The challenge isn’t just about the prize. It’s about forcing students to do something harder than learning a tool: testing it, explaining it, and defending the decisions behind it to a potential employer.
That bar is rising faster than most universities are prepared for. A recent survey from the American Association of Colleges and Universities and Elon University found that 63% of faculty said graduates were not very or not at all prepared to use generative AI in the workplace. Nixon-Saintil was careful not to frame this as employers rejecting graduates outright — but she said she was concerned.
“What worries me most is that students who do not build these skills may face fewer entry points into work and a harder time catching up as expectations continue to change,” she said. “I would describe that as a growing AI readiness gap more than a fixed divide.”

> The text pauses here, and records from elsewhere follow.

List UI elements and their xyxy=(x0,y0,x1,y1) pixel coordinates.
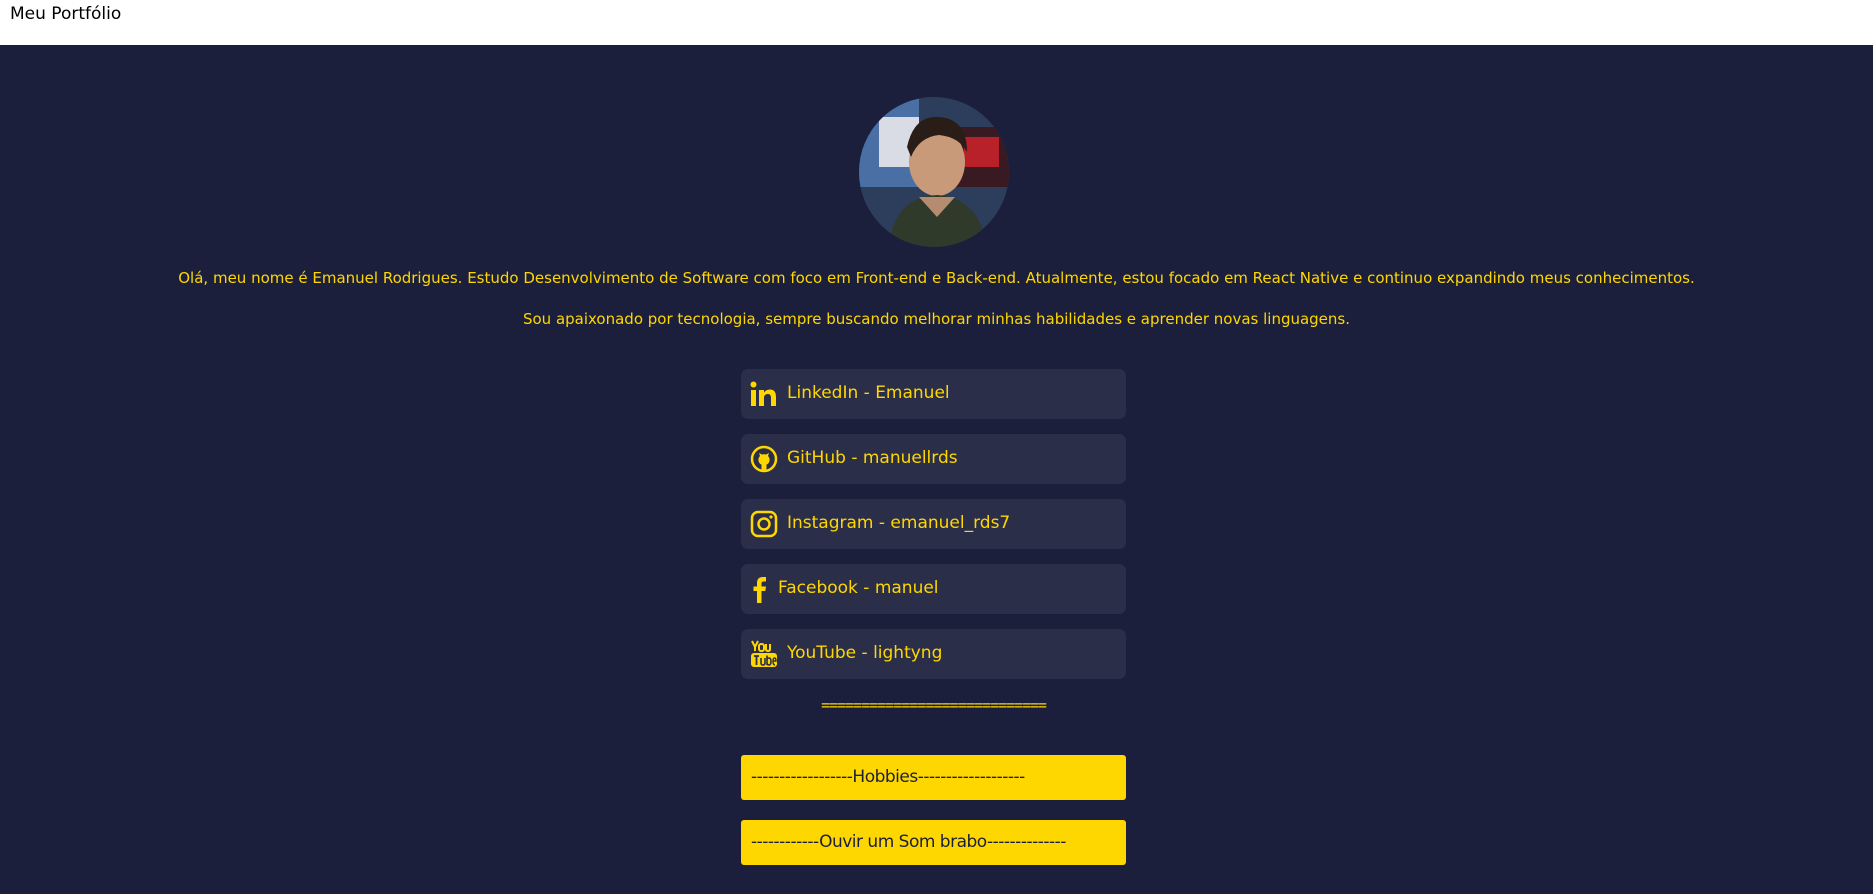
avatar-photo xyxy=(859,97,1009,247)
instagram-link-label: Instagram - emanuel_rds7 xyxy=(787,513,1011,533)
avatar xyxy=(859,97,1009,247)
page-title: Meu Portfólio xyxy=(10,4,122,24)
linkedin-link-label: LinkedIn - Emanuel xyxy=(787,383,950,403)
facebook-icon xyxy=(745,574,775,604)
facebook-link-label: Facebook - manuel xyxy=(778,578,939,598)
instagram-link[interactable]: Instagram - emanuel_rds7 xyxy=(741,499,1126,549)
intro-paragraph-2: Sou apaixonado por tecnologia, sempre bu… xyxy=(522,310,1351,328)
music-button[interactable]: ------------Ouvir um Som brabo----------… xyxy=(741,820,1126,865)
facebook-link[interactable]: Facebook - manuel xyxy=(741,564,1126,614)
youtube-icon xyxy=(749,639,779,669)
github-link[interactable]: GitHub - manuellrds xyxy=(741,434,1126,484)
section-divider: ============================ xyxy=(821,696,1047,714)
top-header-bar: Meu Portfólio xyxy=(0,0,1873,45)
instagram-icon xyxy=(749,509,779,539)
linkedin-link[interactable]: LinkedIn - Emanuel xyxy=(741,369,1126,419)
music-button-label: ------------Ouvir um Som brabo----------… xyxy=(751,832,1066,852)
intro-paragraph-1: Olá, meu nome é Emanuel Rodrigues. Estud… xyxy=(178,269,1695,287)
youtube-link-label: YouTube - lightyng xyxy=(787,643,943,663)
github-link-label: GitHub - manuellrds xyxy=(787,448,958,468)
linkedin-icon xyxy=(749,379,779,409)
youtube-link[interactable]: YouTube - lightyng xyxy=(741,629,1126,679)
main-content: Olá, meu nome é Emanuel Rodrigues. Estud… xyxy=(0,45,1873,894)
hobbies-button[interactable]: ------------------Hobbies---------------… xyxy=(741,755,1126,800)
github-icon xyxy=(749,444,779,474)
hobbies-button-label: ------------------Hobbies---------------… xyxy=(751,767,1025,787)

IBM is trying to close it with access at scale. Alongside the challenge, the company announced it is expanding free access to IBM Bob to 20,000 post-secondary institutions worldwide through IBM SkillsBuild, its free learning platform. At the same time, IBM said it is tripling its entry-level U.S. hires in 2026 — and redesigning those roles around AI, using it to automate repetitive tasks and give junior employees more room to focus on higher-value work. Entry-level data analysts can now use AI to identify patterns in large datasets more quickly; junior developers can collaborate with AI to write, test, and document code more efficiently.
The message to students is implicit but clear: the entry-level job you’re walking into looks different than it did two years ago. The AI Builders Challenge is IBM’s attempt to make sure you’re ready for it.
There will be a webinar on June 24, followed by a learning fest in August.
[This story has been updated to clarify that the training of 30 million workers extends beyond AI and the grand prize is $15,000, not $10,000.]